Cerpen Muhammad Irsyad Al-djaelani

Romansa Melankolis Korelis

Romansa Melankolis Korelis
Ilustrasi.
Sore sekitar pukul tiga. Di sebuah bengkel yang letaknya tak jauh dari jalan pedestrian kota, wanita itu memberikan sebuah amplop kepada seorang montir. Kemudian pergi, dan menaiki sebuah taksi yang berhenti tepat di depannya.
 
***
 
Background 1
 
Lelaki berusia kurang lebih persis seperti usia saat Chairil Anwar meninggal itu menenteng soft case berisikan guitar di depan sebuah kedai kopi. Jarum jam di pergelangan tangan kirinya sudah menunjukkan pukul 00:00. Wajah gusar, mampu disembunyikannya di balik kepulan asap rokok yang dihisap laju seperti peluru para pemburu. Mencerminkan sikap ketidaksabaran menunggu kedatangan seseorang, dijatuhkannya batangan rokok yang baru separuh terbakar habis. Menginjak puntungnya dengan hentakan telapak sepatu yang begitu keras seperti sedang melampiaskan sebuah kekesalan. Kemudian, sebuah taksi membawanya meluncur meninggalkan kedai kopi itu.
 
Background 2
 
Di sebuah kamar hotel, seorang gadis tampak tergesa-gesa. Merogoh isi tasnya. Memastikan tidak ada yang ketinggalan. Gadis berusia sekitar 26-an itu berjalan dengan cepat meninggalkan kamarnya seraya menghubungi sebuah nomor yang tak kunjung menjawab panggilannya. Hingga di depan sebuah hotel, taksi membawanya meluncur meninggalkan hotel itu.
 
Dari kamar yang sama, seorang lelaki tua berusia sekitar 40-an menenggak bir. Separuh perut buncitnya beralaskan selimut hingga ke ujung kaki dan dalam keadaan dada yang telanjang. Matanya menuju ke arah jendela hotel yang menampilkan gemerlap dunia malam. Kota, malam itu, serupa iblis yang sedang tawar menawar usia dengan malaikat maut.
 
Background 3
 
Taksi berhenti tepat di depan pintu masuk sebuah hotel. Lelaki itu menitipkan soft case yang berisi guitar kepada petugas lobby.

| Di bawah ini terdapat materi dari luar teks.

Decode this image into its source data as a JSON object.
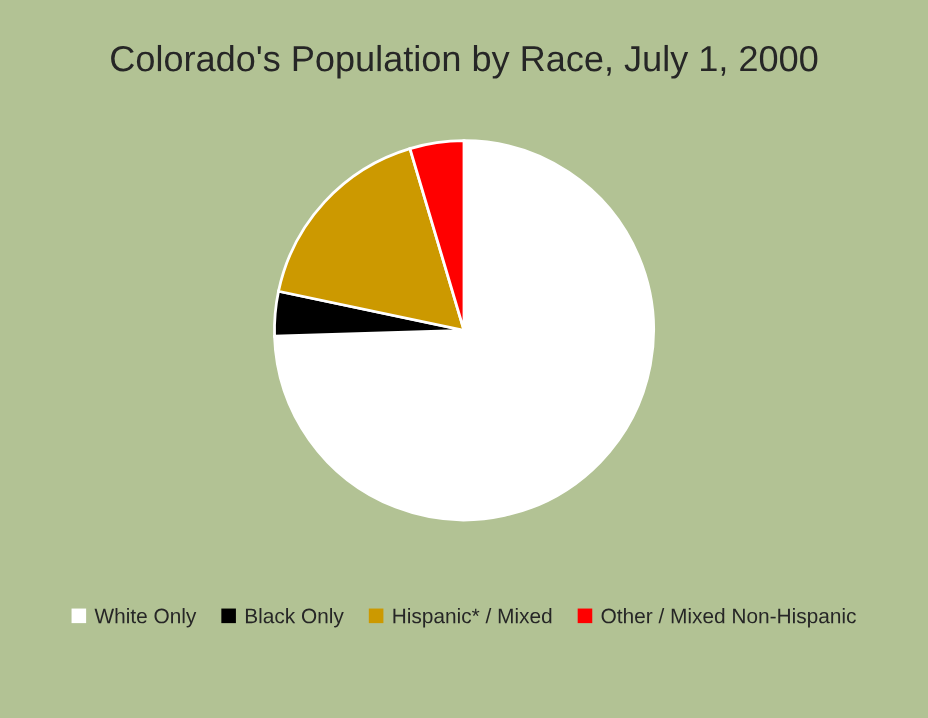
{
  "chart_data": {
    "type": "pie",
    "title": "Colorado's Population by Race, July 1, 2000",
    "categories": [
      "White Only",
      "Black Only",
      "Hispanic* / Mixed",
      "Other / Mixed Non-Hispanic"
    ],
    "values": [
      74.5,
      3.8,
      17.1,
      4.6
    ],
    "colors": [
      "#ffffff",
      "#000000",
      "#cc9900",
      "#ff0000"
    ],
    "legend": "bottom"
  }
}
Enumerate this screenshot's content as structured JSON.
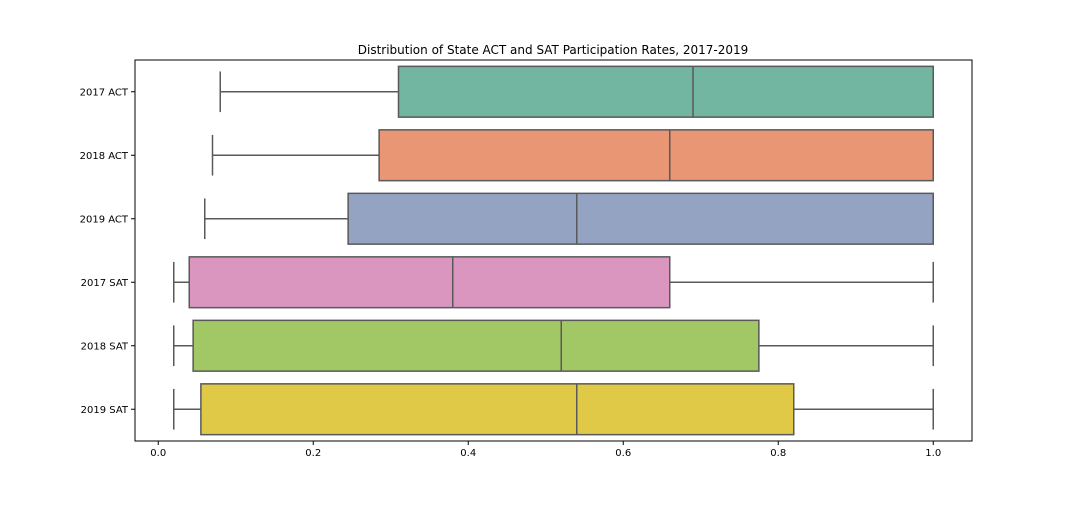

Menuju sebuah kamar di lantai empat, lelaki itu berjalan sangat terburu-buru menuju sebuah lift seperti sedang dikejar kutukan atau sedang memburu sebuah keberuntungan. Tepat di depan kamar yang dituju, tanpa permisi dia pun langsung membuka pintu. Seakan bukan sebagai tamu, melainkan kupu-kupu dengan rawan malu.
 
Background 1
 
Gadis berusia sekitar 26-an itu duduk sendirian di sebuah kedai kopi tanpa iringan pemain musik. Waktu sudah melewati pukul 00:00. Sudah saatnya kedai kopi hanya menghibur para pengunjung melalui nada yang mengalun dari sepasang speaker kecil menggantung di dua sudut ruangan. Sebotol bir dan rokok yang menemani kesendiriannya, tak juga mampu menyembunyikan raut wajahnya yang terlihat seperti sedang dihantui kecemasan. Wajahnya pasi seperti warna bir yang sedang bersetubuh dengan batu es.
 
 
Background 4
 
Di ujung lentik jari berkuteks merah pada tiap kukunya itu, tak henti-hentinya nyala merah yang menggerayang batang tembakau itu berjalan di hisapan bibir seorang wanita berlipstik menor. Dengan usia yang berkisar di angka 30-an, wanita itu masih tampak selalu merawat dan memperhatikan lekuk tubuhnya. Menghadap ke luar jendela dengan gaun tidur tipis berbahan sutera, berwarna pink, dan di pinggangnya melingkar ikatan yang tampak merenggang. Tiba-tiba seorang lelaki memeluknya dari belakang. Mencium bulu tipis di balik girai rambutnya yang berwarna agak kemerah-merahan. Memeluknya lebih erat lagi. Mencumbui bagian lehernya. Mereka bertarung hebat. Mengatur dan memaksa langkah berjalan ke arah ranjang dengan sentuhan dan ciuman yang penuh nafsu. Melepaskan pakaian satu per satu. Di bawah selimut, mereka serupa belut yang tersesat di lorong karang. Menggeliat dan mendesah. Kota pada malam itu, sedang memainkan satu adegan panas. Sepanas lantai neraka yang kausapu dengan telapak kakimu.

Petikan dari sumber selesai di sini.